We saw more doctors, new medication was prescribed, and though your trust in Dad returned, he decided it was time to hire a home health aide.  She was WONDERFUL:  kind, patient, thoughtful, and unrelenting in her efforts to get you up and walking.  Although he never asked, she completed countless household chores while Dad tried to enjoy a little time off.  Still, you cried from the moment he left until the moment he returned.  You told the sweet lady to leave countless times, and called every member of our family at least once saying, “I need Denis to come home.  I’m all alone.  Can you come? I don’t want to be all alone.”  

By the end of the month, when the sweet home health aide lady told Dad she’d secured a different position that offered full time hours, I told him not to replace her.  I talked to my boss, submitted my application for FMLA, and have been your unpaid, extremely disgruntled home health aide ever since.

You don’t remember but I used to write a blog, The Kevin Chronicles. You called it, “That page where Rachel airs her dirty laundry.”  It was about parent abuse, a VERY taboo subject, but for a long time I thought I was helping people by being so honest.  That being said, I haven’t written a word in over 2 years.  I haven’t wanted to.  Thankfully Kevin has evolved from that demon child sent from the depths of hell to destroy us.  Don’t get me wrong he can still be a DICK sometimes, but gone are the days of bruised arms, chipped teeth, and broken hope.  I stopped writing because I no longer felt the need and frankly, I just wanted to put it all behind me. But then you got sick, and I made the decision to see you through to the end of this.  I’ve also decided to write as I go, because otherwise, my heart may not survive.  

Yesterday nearly destroyed me. I have no recollection of you talking about the Alzheimers when you were still lucid, but in the imaginary world you now inhabit, you tell me quite often, usually through bitter tears I can’t wipe away fast enough.  Yesterday I sat in your lap for almost an hour, the way I did when I was little with my legs wrapped around your torso and my arms around your neck.  Only this time I was the one doing the rocking.  Back and forth, back and forth, assuring you over and over again that I loved you and everything was going to be OK.  

I hate lying to you.  I also hate bathing you, it’s weird.

So, in closing, I don’t know how I’m going to get through this but I console myself with the knowledge that I’ve been through worse.  I’ve decided to approach this storm the way buffalo do, by running right into it at full speed.  You reach the sunshine faster that way.  And when you have forgotten who I am, I will endure by remembering who you were.  

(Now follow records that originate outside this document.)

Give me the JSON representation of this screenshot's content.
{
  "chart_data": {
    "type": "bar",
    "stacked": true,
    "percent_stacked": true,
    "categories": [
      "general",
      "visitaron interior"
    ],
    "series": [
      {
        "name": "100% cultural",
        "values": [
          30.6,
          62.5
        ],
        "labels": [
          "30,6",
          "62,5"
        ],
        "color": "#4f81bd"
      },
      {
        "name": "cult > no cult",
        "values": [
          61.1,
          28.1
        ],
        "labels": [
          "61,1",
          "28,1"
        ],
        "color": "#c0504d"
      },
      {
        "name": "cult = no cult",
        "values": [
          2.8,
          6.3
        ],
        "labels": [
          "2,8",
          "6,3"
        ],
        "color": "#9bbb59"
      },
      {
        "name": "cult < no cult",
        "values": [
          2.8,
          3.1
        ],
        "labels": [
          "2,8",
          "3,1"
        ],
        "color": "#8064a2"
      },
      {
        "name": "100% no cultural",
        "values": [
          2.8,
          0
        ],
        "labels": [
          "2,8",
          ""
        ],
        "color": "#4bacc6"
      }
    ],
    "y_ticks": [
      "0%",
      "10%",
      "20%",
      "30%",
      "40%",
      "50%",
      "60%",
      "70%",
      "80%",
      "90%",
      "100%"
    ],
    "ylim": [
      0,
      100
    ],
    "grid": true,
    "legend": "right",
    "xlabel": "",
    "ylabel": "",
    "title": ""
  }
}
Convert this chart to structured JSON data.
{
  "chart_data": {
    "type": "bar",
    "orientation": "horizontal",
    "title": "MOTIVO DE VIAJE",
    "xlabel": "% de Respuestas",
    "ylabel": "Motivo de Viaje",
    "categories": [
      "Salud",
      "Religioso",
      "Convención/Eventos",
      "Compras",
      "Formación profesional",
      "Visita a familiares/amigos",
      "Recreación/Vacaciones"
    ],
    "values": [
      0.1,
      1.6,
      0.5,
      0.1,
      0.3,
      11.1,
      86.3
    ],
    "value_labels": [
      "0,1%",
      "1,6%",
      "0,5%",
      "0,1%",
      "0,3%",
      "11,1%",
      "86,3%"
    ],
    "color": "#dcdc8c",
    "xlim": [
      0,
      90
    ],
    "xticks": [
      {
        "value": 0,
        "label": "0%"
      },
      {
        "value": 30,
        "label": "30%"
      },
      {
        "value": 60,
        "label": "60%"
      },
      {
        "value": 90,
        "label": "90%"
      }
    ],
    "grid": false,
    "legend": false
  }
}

You collected chickens, made the best apple pie I’ve ever tasted, and made up the most ridiculous words I’ve ever heard.  Running errands was called “going foota foota”, the spatula was a “flippa flippa”, and all alcoholic beverages were referred to as “hoobie doobie juice”.  Your farts were really loud but never smelled bad, your nails always looked perfect, and you loved sparkly jewelry.  You also loved gazing at the sky in Spring, patiently waiting for the birds to come back.

It’s going to be a long winter, but when the frost is off the ground I will bundle you up, set you in your wheelchair, and walk you down to the edge of the bay.  I’ll take off your shoes, allow your toes to dangle in the frigid water, and hold your hand, rubbing my thumb gently against your knuckles as I do.  And even if they haven’t returned I’ll point out towards the sparkling water breathless with anticipation and say,   “Look Mom, over there, can you see them? It’s the birds.  They came back.”